Mr. McKenzie said that Cenovus hasn’t lost sight of the bigger picture “and the view of: How do we bring more synergy forward? How do we go beyond the $400-million that we articulated in the business case? We’re comfortable there’s a lot more there, and that’s what we’re working on now.”

Over on the other side of the country, Cenovus has completed the construction and installation of a massive fixed drilling platform for the expansion of the West White Rose oil field off the coast of Newfoundland and Labrador.

The company is in the final phase of commissioning the project, living quarters are open and staff are being moved from a hotel vessel to fully staff the platform. That’s despite a particularly challenging storm season in the North Atlantic that saw waves as high as 17 metres and winds up to 170 kilometres an hour.

Cenovus had forecast first oil from the FPSO in the second quarter of this year. Mr. McKenzie said weather disruptions will make that timeline tight, but said “the final push is on, we’ve increased the number of people on the platform, and we look to be drilling very, very shortly.”

For the fourth quarter, Cenovus reported a profit of $934-million, up from $146-million a year ago. The energy company says the profit amounted to 50 cents per share for the quarter, up from seven cents per share a year earlier.

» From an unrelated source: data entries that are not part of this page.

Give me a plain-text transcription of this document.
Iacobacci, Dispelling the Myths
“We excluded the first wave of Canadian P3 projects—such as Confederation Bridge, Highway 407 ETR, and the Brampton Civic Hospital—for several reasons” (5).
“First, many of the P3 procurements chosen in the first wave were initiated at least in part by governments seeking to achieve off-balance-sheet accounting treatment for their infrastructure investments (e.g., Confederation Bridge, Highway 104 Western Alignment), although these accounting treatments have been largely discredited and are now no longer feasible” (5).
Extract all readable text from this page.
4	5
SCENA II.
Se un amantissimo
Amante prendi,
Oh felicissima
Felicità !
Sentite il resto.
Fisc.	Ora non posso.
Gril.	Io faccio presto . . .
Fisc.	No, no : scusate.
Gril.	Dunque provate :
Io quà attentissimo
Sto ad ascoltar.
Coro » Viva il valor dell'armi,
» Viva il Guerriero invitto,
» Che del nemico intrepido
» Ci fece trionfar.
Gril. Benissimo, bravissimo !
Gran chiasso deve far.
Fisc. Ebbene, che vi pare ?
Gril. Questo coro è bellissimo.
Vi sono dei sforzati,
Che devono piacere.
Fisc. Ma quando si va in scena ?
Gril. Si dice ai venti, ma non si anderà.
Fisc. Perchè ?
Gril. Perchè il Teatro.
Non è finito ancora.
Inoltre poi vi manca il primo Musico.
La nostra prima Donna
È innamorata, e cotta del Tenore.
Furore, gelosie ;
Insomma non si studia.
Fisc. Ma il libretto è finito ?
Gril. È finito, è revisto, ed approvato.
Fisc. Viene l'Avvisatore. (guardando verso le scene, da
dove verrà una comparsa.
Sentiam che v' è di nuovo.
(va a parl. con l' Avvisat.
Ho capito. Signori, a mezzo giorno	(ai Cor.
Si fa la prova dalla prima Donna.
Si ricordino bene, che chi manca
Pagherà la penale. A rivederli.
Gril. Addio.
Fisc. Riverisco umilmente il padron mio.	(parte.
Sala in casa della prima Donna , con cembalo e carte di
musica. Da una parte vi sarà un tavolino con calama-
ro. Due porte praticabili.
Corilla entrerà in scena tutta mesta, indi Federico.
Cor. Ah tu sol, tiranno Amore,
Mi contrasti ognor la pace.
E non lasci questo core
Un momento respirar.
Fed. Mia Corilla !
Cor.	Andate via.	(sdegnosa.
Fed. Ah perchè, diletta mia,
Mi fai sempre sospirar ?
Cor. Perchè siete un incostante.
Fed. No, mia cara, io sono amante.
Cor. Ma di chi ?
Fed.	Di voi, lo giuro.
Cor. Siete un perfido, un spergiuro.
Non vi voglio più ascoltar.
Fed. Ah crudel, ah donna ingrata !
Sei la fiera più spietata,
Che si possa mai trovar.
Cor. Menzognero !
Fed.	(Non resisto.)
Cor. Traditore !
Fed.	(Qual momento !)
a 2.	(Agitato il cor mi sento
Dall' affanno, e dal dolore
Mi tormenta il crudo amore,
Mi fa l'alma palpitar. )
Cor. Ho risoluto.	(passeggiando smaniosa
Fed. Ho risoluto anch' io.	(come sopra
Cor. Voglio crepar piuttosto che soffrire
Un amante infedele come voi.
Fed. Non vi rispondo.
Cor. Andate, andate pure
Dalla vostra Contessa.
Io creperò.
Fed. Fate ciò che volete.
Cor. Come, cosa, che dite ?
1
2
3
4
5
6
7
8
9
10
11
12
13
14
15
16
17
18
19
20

Cenovus sites produced 917,900 barrels a day of oil in the fourth quarter of 2025, an increase of 5 per cent from the same quarter in 2024.

With a report from The Canadian Press

Editor’s note: A previous version of this article incorrectly stated that Cenovus has completed a floating production, storage and offloading (FPSO) vessel off the coast of Newfoundland and Labrador. The company completed a fixed drilling platform there.